La historia se nos narra en dos tiempos, el previo al viaje, donde la pareja visita la casa de la fallecida tía Enriqueta en el pueblo donde transcurrió la infancia de Juan. Revuelven entre sus recuerdos y viejas fotografías y empezamos a conocer la historia de la pariente fenecida. Empezamos y acabamos, es una lástima que no se profundice más en las andanzas de la tía Enriqueta, a todas luces más interesantes que las de la pareja protagonista. Es en esta vieja casa familiar donde el insecto/Juan le deja claro a la flor/Gala su intención de no tener descendencia, y el posterior al regreso de Juan de Isla del Coco (Costa Rica) -obsesionado con el embarazo de Gala del que se entera allende los mares- con todo el proceso de preñez (primerísimos planos de estrías incluidos) hasta llegar al parto, secuencia explícita y también prescindible.

La jungla interior

En palabras del realizador, Juan Barrero, con esta película, estrenada en la Viennale y ganadora del premio “Nuevas Olas” en el Festival de Cine Europeo de Sevilla: “…trataba precisamente de construir un puzzle con mi propia piel; escribir cicatrices con forma de imágenes y sonidos; pronunciar una confesión íntima; hacer una declaración de amor; mirar un pequeño fragmento de mi vida reciente como quien mira los cuerpos calcinados de los antiguos pompeyanos: ciudadanos anónimos sorprendidos hace 2000 años por la lava de un volcán, de quienes -por azar-, aún nos quedan unas cuantas huellas…”

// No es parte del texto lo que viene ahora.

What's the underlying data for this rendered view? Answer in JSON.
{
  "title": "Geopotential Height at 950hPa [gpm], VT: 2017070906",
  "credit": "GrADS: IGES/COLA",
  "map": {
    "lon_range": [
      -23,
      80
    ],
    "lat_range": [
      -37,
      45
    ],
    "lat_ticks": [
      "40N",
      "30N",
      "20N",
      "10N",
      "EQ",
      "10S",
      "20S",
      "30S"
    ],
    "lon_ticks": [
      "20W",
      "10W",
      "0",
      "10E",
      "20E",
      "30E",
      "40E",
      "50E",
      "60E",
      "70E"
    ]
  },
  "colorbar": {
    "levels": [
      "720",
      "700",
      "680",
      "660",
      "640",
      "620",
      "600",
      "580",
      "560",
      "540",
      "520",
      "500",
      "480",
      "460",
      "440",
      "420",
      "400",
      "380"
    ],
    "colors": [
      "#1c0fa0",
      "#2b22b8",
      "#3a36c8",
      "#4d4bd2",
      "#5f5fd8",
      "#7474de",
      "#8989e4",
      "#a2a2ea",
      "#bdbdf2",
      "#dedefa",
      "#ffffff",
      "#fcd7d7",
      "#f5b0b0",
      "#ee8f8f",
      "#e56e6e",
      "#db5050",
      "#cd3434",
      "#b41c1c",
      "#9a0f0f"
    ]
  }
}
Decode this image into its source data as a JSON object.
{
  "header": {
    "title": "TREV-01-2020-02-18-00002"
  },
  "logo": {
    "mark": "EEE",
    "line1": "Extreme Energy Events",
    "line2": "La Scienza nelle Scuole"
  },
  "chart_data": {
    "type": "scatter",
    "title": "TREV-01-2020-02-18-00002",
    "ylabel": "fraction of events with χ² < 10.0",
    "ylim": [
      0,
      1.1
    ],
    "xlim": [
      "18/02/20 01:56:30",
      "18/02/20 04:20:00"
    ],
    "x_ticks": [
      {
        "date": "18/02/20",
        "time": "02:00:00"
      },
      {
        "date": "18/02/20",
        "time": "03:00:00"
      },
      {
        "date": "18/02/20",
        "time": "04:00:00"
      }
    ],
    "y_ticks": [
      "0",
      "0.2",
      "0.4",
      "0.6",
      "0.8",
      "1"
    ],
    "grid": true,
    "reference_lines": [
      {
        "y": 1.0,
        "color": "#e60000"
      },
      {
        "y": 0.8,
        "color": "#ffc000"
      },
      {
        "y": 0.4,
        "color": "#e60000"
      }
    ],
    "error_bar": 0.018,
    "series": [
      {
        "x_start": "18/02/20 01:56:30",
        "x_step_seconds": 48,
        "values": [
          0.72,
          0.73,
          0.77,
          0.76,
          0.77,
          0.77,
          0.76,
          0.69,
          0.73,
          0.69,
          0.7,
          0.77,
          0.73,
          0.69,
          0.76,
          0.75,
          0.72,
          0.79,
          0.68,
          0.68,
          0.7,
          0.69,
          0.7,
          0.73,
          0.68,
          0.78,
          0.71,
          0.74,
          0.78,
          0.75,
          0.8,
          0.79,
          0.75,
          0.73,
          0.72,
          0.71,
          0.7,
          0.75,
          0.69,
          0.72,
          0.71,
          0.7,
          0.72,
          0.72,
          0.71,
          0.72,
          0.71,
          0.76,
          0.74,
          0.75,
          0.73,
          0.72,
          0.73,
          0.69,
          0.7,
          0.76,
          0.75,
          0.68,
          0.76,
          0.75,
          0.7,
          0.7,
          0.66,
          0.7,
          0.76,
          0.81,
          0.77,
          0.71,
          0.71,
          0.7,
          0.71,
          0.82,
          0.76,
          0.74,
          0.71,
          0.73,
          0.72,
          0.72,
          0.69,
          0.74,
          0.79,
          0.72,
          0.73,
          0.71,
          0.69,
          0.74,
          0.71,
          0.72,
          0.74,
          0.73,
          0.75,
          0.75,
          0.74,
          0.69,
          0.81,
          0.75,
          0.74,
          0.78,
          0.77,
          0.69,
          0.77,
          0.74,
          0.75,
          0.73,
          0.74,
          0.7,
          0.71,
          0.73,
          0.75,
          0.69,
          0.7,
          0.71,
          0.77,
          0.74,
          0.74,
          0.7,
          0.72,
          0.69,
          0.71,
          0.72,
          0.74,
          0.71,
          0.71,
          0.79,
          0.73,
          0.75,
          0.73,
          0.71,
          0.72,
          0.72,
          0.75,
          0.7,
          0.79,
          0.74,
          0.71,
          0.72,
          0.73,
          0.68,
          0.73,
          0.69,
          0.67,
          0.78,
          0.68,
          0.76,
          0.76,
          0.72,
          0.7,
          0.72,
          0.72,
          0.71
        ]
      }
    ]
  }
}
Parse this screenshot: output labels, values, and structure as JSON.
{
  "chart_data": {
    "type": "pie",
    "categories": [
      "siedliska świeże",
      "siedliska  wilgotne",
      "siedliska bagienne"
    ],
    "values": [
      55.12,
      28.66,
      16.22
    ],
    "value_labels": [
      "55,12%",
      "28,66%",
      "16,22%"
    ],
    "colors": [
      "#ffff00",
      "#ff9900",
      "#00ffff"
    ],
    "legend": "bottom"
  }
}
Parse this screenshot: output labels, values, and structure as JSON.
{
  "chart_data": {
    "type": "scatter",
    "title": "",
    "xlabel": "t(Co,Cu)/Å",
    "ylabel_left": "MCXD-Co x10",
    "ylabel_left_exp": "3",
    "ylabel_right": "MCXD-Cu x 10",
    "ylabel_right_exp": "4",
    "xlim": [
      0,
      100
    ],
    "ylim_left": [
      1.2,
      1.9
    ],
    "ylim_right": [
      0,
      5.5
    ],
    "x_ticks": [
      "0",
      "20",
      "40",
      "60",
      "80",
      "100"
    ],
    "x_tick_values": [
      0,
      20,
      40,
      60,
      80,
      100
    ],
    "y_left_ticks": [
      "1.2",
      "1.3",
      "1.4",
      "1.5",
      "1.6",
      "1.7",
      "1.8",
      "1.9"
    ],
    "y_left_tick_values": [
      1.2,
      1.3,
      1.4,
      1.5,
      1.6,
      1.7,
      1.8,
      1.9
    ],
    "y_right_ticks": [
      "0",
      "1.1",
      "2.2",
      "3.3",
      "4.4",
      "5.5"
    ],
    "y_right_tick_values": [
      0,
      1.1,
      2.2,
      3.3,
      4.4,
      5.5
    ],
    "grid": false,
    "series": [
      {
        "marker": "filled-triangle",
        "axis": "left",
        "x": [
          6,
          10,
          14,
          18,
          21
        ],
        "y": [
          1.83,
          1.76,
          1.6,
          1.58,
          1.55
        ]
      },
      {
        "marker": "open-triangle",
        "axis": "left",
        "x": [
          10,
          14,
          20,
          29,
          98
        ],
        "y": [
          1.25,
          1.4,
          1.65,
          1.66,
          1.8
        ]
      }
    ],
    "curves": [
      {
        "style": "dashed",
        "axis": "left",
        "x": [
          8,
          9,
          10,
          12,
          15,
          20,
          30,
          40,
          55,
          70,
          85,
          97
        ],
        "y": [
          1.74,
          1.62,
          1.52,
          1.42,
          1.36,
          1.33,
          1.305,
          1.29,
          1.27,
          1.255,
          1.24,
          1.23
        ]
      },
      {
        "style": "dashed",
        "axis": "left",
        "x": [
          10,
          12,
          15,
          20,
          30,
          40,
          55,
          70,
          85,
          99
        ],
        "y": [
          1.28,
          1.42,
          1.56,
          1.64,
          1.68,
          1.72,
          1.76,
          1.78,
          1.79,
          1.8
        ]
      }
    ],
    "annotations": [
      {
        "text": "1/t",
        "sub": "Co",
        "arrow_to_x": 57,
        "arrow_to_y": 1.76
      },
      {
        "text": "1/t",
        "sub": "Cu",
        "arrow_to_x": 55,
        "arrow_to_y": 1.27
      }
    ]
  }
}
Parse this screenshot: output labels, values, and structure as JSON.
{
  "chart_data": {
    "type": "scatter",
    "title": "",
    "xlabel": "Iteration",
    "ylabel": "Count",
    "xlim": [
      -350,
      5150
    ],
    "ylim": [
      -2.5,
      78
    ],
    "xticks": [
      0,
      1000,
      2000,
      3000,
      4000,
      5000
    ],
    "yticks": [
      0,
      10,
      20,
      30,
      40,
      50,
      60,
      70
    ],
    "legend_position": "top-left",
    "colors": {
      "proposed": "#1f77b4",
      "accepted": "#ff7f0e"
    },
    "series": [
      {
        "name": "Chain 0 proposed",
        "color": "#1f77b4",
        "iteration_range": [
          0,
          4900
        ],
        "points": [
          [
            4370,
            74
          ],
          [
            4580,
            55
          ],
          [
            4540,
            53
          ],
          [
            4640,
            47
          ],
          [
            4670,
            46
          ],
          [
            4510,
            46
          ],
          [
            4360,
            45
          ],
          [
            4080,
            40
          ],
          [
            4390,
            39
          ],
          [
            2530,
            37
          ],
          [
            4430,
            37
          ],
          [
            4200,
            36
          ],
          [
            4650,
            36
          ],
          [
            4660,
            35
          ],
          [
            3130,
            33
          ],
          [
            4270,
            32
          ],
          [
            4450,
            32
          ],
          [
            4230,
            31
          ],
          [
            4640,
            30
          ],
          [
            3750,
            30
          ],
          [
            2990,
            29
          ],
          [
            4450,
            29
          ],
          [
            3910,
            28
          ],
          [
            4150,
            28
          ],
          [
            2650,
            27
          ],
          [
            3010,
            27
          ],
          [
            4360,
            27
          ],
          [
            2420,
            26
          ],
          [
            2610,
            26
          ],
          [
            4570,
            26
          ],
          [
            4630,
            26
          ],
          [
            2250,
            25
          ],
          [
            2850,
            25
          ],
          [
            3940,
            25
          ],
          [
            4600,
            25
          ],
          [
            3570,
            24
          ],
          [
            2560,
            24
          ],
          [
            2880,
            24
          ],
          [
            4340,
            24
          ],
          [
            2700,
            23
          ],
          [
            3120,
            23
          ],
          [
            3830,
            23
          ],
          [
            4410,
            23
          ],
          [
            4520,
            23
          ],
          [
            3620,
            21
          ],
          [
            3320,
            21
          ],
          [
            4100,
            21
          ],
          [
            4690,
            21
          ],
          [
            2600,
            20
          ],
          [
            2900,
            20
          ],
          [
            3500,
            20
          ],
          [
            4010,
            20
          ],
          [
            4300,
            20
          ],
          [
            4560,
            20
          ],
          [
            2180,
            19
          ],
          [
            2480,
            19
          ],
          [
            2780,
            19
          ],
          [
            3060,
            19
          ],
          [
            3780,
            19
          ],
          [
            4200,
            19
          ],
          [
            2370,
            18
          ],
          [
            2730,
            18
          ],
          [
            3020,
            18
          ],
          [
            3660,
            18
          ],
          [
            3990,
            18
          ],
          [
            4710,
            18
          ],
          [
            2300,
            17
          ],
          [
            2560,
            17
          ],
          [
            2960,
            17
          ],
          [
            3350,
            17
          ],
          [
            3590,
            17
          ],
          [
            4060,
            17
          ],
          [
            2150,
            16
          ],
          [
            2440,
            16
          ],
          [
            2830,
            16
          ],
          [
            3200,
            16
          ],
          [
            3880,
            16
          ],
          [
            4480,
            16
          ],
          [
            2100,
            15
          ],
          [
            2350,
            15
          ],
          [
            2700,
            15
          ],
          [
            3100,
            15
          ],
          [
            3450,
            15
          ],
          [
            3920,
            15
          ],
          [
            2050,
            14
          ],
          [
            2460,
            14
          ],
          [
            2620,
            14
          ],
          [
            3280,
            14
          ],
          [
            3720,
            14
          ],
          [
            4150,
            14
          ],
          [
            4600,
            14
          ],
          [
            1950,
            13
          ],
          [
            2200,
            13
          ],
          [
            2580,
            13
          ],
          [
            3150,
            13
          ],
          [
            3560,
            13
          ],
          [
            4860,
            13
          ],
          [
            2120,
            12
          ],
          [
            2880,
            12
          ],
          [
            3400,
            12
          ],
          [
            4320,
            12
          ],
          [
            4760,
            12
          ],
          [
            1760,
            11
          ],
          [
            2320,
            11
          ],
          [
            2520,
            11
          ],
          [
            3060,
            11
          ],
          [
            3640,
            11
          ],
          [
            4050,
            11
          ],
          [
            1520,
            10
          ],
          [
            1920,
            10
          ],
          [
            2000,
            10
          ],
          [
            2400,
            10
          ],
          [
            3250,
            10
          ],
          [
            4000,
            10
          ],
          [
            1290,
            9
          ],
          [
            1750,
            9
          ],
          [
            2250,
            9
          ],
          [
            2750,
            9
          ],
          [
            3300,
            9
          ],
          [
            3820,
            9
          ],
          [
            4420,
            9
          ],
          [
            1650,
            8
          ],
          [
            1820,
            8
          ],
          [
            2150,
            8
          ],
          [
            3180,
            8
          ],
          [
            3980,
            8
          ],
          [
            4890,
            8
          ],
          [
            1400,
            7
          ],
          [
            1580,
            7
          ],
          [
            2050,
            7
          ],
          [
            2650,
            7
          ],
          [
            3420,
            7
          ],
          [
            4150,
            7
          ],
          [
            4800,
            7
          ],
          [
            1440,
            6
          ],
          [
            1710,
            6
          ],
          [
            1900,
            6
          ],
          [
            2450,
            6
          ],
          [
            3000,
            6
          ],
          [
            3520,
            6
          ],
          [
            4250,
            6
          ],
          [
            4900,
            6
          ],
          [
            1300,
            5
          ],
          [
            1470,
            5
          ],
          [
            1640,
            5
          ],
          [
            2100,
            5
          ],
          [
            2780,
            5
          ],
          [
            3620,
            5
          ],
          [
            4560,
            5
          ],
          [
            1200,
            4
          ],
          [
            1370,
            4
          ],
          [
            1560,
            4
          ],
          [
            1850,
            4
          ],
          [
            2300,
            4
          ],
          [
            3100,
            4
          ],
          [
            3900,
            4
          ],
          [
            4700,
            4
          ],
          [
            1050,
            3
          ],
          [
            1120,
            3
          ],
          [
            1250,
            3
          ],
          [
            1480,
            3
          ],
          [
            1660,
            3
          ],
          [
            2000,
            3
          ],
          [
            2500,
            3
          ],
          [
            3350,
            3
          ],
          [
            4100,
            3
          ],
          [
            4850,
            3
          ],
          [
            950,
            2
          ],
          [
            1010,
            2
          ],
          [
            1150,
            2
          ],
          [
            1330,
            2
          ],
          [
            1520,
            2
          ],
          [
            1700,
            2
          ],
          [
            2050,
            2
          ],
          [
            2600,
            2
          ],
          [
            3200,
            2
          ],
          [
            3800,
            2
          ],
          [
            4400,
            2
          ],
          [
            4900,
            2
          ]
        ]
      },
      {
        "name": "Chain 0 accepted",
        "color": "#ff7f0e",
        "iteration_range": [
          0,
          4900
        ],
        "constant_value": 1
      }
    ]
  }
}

El resultado es un tanto narcisista, “auto retratista”. El conato de ingeniería erótica se torna en una vaga impostura pretenciosa. Asuntos como la fertilidad, la maternidad, los cambios hormonales, la asunción de responsabilidades, conflictos de pareja, etc. se quedan en el tintero subyugados por una pretendida atmosfera hipnótica y reflexiva de la balbuceante (cámara en mano) visión subjetiva de Juan Barrero, camarógrafo, director, director de fotografía, montador, actor y eyaculador (¡un renacentista!)

Metáforas y hallazgos estéticos a parte, la película se antoja vacua y carente de interés, ni siquiera como experimento visual.

A destacar, eso sí, la interpretación y los primerísimos planos de la actriz/violinista, Gala Pérez Iñesta en la casa de la ya mencionada pariente difunta.